When the Bush-style phrase “red line” slipped from Obama’s lips, it seems he instantly recognized he’d made a mistake and so his effort at damage control was to give his red line an indecipherable definition. But it didn’t work. In political discourse, “red line,” is a much stronger meme than “change my calculus.”
So, even if Obama did not think he was committing himself to military action a year ago, that’s what he did.
The argument he had inadvertently constructed was simple and moronic: If Assad uses chemical weapons, America will become directly engaged in the war in Syria.
If the use of chemical weapons by Assad’s forces can be proved, then U.S. military action logically follows.
Almost everyone now, having become slaves to that logic, is insisting on seeing the proof that chemical weapons have been used, yet fewer challenge the logic itself.
Let’s suppose that over the next week or so, the Obama administration can put together a very compelling case based on detailed intelligence and forensic evidence that chemical weapons were used and that they were indeed used by Assad’s own forces. Obama by that point will have won three-quarters of the argument.
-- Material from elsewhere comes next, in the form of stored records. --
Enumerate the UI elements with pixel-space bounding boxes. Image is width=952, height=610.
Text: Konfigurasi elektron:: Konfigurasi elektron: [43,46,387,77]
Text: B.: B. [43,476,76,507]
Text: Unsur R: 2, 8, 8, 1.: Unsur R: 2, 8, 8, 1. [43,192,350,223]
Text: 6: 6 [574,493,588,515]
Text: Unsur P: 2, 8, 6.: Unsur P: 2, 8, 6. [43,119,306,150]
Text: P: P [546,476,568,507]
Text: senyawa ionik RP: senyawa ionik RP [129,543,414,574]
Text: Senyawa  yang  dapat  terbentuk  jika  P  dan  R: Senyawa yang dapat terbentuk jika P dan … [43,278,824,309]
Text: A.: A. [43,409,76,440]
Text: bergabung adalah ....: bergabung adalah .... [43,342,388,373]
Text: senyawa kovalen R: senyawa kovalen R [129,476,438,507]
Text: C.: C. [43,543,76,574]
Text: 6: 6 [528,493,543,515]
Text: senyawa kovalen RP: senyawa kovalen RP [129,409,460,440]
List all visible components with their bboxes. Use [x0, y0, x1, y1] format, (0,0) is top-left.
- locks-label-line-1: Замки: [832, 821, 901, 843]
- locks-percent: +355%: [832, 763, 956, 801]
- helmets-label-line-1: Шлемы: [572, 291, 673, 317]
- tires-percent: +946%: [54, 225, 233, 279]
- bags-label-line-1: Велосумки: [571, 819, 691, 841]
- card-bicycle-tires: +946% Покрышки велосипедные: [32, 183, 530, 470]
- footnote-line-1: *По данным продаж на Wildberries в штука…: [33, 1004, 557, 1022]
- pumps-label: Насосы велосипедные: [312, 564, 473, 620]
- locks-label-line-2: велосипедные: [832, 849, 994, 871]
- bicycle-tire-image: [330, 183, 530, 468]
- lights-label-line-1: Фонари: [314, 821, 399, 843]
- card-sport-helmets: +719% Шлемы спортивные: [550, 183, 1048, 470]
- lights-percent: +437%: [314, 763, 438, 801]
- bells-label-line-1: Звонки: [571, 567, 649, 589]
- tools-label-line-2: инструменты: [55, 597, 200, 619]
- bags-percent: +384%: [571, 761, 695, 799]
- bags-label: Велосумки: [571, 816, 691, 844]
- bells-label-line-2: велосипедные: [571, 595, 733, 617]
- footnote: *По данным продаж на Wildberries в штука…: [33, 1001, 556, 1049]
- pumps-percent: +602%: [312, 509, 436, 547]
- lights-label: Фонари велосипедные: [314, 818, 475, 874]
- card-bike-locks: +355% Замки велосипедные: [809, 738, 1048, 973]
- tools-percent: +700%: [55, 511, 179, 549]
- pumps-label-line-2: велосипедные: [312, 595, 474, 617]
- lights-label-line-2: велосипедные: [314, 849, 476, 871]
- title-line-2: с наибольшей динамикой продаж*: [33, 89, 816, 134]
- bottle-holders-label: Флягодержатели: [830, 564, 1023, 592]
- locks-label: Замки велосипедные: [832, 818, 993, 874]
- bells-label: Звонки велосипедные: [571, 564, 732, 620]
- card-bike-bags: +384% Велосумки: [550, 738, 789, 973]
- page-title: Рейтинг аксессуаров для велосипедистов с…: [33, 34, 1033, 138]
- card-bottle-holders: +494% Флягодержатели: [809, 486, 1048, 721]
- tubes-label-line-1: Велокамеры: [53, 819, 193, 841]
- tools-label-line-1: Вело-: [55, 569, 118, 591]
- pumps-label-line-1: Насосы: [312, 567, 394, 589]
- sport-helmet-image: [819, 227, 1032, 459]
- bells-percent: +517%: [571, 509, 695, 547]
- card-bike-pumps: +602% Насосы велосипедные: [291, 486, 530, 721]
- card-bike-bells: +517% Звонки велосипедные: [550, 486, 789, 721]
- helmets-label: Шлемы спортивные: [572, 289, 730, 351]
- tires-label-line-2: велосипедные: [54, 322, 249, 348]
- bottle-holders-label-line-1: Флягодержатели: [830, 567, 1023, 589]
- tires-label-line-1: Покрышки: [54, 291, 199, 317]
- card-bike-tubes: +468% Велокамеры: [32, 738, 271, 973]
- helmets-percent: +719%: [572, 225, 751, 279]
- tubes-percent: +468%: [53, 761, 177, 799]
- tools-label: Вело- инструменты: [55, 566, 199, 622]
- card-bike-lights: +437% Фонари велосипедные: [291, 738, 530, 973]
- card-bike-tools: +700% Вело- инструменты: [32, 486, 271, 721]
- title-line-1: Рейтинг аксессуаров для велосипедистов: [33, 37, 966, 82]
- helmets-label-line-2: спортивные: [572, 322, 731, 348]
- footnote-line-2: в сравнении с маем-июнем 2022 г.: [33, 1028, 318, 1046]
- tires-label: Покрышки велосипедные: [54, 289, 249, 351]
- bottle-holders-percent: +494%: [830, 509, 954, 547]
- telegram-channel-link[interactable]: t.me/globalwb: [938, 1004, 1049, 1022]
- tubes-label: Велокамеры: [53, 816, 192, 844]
The doubters will have been sidelined and the proponents of military action further empowered.
Yet military action to what end?
Assad misbehaved and now he’s getting punished and if the punishment is suitably measured he won’t misbehave again?
Sorry, but psychology that might be applicable in a kindergarten probably isn’t applicable to a regime that is fighting for its survival.
Assad didn’t reach into a cookie jar without permission. After which having been appropriately scolded he can’t necessarily be expected to behave properly.
The regime might already be fragmenting and the risk of further use of chemical weapons might not come from them falling into the hands of Jabhat al-Nusra — it may come from units inside the Syrian army who are already in control of these weapons and who start to operate as independent militias.
Obama’s real calculus now is the worst one upon which any decision to engage in military action can be based: how can I avoid looking weak? He wants to fire just enough cruise missiles so that he and the United States can avoid getting mocked and not so many that they provoke retaliation. To accomplish what?
The use of military action for no other purpose than as a show of strength is really a demonstration of the opposite — a fear of appearing weak.
If Obama really wants to engage in an action that could have tangible positive results — though it would require immense political courage — he should set aside his strike plans and target lists and pick up the phone to call Tehran.*
President Hassan Rouhani is fluent in English, has a doctorate in constitutional law, and Iran has more political leverage in Syria than any other country in the region. Iranians also have had the experience of being victims of chemical warfare. If anyone has the power to break the stalemate in Syria, it’s Iran. Indeed, a diplomatic opening between Washington and Tehran would probably act as a much more powerful incentive than any other for Bashar al-Assad to start exercising caution and stop killing so many of his people.
*This suggestion comes from Marsha B. Cohen of Lobe Log.